Older parents with children that lose ability due to learning disabilities or brain injury, may also have to refer to the Court of Protection. This offers peace of mind and guarantees that the best interests of an adult or a child are put first when the parents are no longer there to do so.

The Role of a Solicitor

It may feel quite daunting to make an application before the Court of Protection. A Redkite specialist solicitor can assist clients in making the correct application. Many clients may choose to be appointed Deputy, many may choose to appoint a qualified Deputy, such as their solicitor.

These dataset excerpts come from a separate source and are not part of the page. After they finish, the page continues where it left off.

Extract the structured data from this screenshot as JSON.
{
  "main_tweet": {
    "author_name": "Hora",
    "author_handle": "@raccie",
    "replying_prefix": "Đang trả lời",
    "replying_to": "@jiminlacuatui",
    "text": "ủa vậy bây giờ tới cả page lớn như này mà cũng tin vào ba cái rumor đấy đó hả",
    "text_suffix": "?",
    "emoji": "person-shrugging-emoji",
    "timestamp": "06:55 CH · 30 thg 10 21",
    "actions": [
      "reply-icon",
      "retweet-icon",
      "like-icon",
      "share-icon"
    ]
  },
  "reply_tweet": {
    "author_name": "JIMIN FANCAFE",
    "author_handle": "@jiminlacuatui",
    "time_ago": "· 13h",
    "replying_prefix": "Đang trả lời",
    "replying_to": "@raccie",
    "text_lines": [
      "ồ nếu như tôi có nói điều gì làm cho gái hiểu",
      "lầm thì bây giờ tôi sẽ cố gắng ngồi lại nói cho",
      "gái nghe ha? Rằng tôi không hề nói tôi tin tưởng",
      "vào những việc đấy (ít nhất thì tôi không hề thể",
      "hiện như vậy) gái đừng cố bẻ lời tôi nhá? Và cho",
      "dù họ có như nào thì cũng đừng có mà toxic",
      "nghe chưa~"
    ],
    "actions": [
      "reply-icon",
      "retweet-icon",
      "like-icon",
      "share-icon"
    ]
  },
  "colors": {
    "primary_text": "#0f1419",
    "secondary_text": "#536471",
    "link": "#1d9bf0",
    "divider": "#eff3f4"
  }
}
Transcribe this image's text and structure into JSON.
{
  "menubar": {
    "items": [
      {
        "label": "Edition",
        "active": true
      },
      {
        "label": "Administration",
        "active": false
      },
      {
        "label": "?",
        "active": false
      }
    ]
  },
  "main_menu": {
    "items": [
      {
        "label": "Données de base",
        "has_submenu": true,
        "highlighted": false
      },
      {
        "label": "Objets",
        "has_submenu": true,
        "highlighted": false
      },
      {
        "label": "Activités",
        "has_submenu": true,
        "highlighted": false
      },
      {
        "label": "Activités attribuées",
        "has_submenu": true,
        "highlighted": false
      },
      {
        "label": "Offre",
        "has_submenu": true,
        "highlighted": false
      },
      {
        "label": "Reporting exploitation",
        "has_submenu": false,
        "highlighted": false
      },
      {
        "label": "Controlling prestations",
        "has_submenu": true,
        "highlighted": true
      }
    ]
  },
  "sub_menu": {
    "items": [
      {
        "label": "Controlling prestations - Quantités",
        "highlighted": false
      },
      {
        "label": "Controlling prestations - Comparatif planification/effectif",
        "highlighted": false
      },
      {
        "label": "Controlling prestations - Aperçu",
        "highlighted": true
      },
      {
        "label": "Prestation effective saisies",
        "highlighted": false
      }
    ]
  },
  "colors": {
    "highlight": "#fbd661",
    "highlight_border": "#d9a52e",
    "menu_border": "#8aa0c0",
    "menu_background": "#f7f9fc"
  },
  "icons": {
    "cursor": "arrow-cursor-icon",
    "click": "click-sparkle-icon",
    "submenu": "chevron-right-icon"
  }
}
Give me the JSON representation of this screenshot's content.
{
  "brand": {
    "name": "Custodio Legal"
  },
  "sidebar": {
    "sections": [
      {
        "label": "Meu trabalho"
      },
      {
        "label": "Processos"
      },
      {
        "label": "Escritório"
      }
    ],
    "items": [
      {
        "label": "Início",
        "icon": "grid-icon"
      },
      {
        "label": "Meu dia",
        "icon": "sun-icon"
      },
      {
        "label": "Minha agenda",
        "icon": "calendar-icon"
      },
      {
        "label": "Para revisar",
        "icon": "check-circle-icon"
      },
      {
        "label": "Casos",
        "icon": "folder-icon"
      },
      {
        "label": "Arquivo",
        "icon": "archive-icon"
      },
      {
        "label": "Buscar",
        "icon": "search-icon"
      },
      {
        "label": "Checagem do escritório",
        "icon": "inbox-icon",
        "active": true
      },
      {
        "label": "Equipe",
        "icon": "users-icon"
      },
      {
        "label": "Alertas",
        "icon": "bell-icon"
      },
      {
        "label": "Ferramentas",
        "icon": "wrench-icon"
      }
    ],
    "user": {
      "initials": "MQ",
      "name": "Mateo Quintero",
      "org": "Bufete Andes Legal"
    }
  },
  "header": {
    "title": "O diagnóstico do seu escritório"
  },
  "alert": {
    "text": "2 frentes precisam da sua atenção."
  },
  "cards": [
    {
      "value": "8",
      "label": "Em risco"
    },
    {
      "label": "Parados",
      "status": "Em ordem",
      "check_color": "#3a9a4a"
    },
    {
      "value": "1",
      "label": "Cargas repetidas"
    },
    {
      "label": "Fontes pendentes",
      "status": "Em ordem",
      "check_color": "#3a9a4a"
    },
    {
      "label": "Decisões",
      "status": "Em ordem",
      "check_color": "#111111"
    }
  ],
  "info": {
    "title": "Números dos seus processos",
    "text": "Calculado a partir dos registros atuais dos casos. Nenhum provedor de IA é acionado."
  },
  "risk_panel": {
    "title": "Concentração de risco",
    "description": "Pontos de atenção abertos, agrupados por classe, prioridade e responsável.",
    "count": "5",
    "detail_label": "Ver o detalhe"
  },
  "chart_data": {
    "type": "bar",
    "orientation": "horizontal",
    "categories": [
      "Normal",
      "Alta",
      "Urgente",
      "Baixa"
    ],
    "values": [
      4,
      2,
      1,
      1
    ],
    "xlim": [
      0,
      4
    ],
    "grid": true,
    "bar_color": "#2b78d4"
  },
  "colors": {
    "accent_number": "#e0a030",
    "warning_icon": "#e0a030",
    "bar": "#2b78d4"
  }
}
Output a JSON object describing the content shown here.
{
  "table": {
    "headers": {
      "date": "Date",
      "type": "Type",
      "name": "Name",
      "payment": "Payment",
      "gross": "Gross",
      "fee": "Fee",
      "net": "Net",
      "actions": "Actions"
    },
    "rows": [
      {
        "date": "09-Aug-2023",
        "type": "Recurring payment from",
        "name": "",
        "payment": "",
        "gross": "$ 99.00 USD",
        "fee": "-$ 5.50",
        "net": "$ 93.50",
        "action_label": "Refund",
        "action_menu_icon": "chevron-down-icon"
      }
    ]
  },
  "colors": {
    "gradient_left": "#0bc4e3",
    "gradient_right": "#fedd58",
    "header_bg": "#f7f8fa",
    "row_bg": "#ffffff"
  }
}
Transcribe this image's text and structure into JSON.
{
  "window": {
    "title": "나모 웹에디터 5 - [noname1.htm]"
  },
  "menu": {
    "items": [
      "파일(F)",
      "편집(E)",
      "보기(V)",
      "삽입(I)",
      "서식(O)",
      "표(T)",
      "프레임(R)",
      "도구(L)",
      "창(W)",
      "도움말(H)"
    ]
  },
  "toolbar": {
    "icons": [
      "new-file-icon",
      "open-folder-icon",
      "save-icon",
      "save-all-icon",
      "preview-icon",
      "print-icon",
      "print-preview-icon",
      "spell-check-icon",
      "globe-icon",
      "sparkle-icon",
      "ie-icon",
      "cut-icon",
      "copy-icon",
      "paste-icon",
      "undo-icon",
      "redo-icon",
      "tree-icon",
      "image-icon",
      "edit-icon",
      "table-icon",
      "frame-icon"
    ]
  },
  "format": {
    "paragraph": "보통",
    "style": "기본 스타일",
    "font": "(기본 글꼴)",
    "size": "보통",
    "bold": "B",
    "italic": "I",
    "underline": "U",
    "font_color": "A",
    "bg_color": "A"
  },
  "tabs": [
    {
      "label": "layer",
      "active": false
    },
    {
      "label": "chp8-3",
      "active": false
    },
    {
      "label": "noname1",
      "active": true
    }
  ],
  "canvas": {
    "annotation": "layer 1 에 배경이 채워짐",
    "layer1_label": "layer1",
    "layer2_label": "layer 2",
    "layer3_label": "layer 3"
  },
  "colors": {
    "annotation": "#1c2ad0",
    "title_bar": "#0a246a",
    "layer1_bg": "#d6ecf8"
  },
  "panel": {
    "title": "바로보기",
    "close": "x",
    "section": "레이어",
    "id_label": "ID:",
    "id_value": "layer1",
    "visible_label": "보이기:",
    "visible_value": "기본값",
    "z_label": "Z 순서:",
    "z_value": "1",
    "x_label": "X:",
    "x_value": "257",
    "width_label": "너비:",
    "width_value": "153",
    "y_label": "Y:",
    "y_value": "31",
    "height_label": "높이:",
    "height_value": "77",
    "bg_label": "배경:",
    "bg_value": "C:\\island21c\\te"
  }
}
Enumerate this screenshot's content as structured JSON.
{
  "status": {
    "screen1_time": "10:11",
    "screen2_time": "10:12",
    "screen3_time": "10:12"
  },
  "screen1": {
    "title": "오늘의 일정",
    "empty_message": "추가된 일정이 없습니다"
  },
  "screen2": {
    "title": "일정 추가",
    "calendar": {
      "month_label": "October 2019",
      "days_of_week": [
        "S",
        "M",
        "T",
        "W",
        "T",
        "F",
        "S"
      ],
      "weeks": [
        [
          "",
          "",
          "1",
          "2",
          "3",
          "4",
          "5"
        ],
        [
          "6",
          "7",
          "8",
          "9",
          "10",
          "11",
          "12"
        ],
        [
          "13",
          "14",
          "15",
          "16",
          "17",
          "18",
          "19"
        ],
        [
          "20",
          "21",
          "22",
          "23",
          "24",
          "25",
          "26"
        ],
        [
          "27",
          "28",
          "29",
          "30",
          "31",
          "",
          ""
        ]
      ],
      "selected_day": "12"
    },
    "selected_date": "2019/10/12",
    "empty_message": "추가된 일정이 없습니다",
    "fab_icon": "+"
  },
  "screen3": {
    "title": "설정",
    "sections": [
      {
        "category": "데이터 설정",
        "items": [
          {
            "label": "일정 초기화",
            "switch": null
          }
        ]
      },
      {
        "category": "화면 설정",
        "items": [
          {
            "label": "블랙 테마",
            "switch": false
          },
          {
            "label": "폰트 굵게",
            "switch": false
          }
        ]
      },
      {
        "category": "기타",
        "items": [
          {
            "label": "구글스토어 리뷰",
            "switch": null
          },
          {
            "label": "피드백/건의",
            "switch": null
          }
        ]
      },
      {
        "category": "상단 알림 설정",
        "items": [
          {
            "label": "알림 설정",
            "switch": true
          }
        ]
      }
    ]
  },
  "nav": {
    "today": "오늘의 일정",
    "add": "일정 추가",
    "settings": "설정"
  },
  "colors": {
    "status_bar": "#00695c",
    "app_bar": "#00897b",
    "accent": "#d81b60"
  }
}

Clients can benefit from a Court of Protection solicitor’s professional guidance when bringing a claim to the Court of Protection. The knowledge and experience of our professionals will help guide each client through the application process. A professional solicitor will always take the time to understand and provide effective guidance on the particular context, wishes and desires of each individual. An initial consultation will benefit the patient in giving full consideration to which forces are being sought and which decisions the person lacks mental capacity to make.

Redkite Solicitors can advise and act for clients on the following matters:

  • Deputy assistance and advice
  • Deputyship disputes
  • General and Lasting Powers of Attorney
  • Wills and Codicils
  • Tax and Trusts
  • Personal Injury Claims (where a person has lost mental capacity through an accident.)

The appointment of a Deputy is a position that is treated with the utmost respect by the Redkite Court of Protection team. When a decision is taken, the best interests of the client are always of paramount importance.

To ensure the protection of the interests of a loved one, please contact Redkite’s Court of Protection solicitors today.

Call 01531 632 226 or complete our online enquiry form.

Court of Protection FAQs

What is mental capacity?

A

If an individual is able to retain and evaluate the relevant facts and make rational and reasonable judgments, then that person is deemed to have mental capacity.

What is a Deputy?

A

A Deputy is a person appointed by the Court of Protection to act in the best interests of a vulnerable person. It means that the Deputy is responsible for financial protection, welfare and health of the person. On the basis of where an individual has mental capacity a deputy can only make decisions on certain aspects of a person's life. In other instances, a Deputy can make decisions on all aspects of a person's life. The Court of Protection will determine to what degree the interests of an individual are covered by a Deputy.

What and Where is the Court of Protection?

A

The Court of Protection is located in London. It determines, upon request, whether a person has the mental capacity to make specific decisions about him or herself. Where the Court determines a person is lacking mental capacity it can then:

-appoint Deputies to make decisions for people who lack mental capacity in specific or all areas of their lives e.g. financial, property, wellbeing
-give permission to make a one-off decision for someone who may temporarily lack mental capacity
- process emergency applications where urgent decisions on behalf of someone with no mental capacity is needed
- decide whether to issue a lasting power of attorney or an enduring power of attorney, and give due consideration to any objections
-consider applications to make statutory wills or gifts
-decide when someone can be detained under the Mental Capacity Act.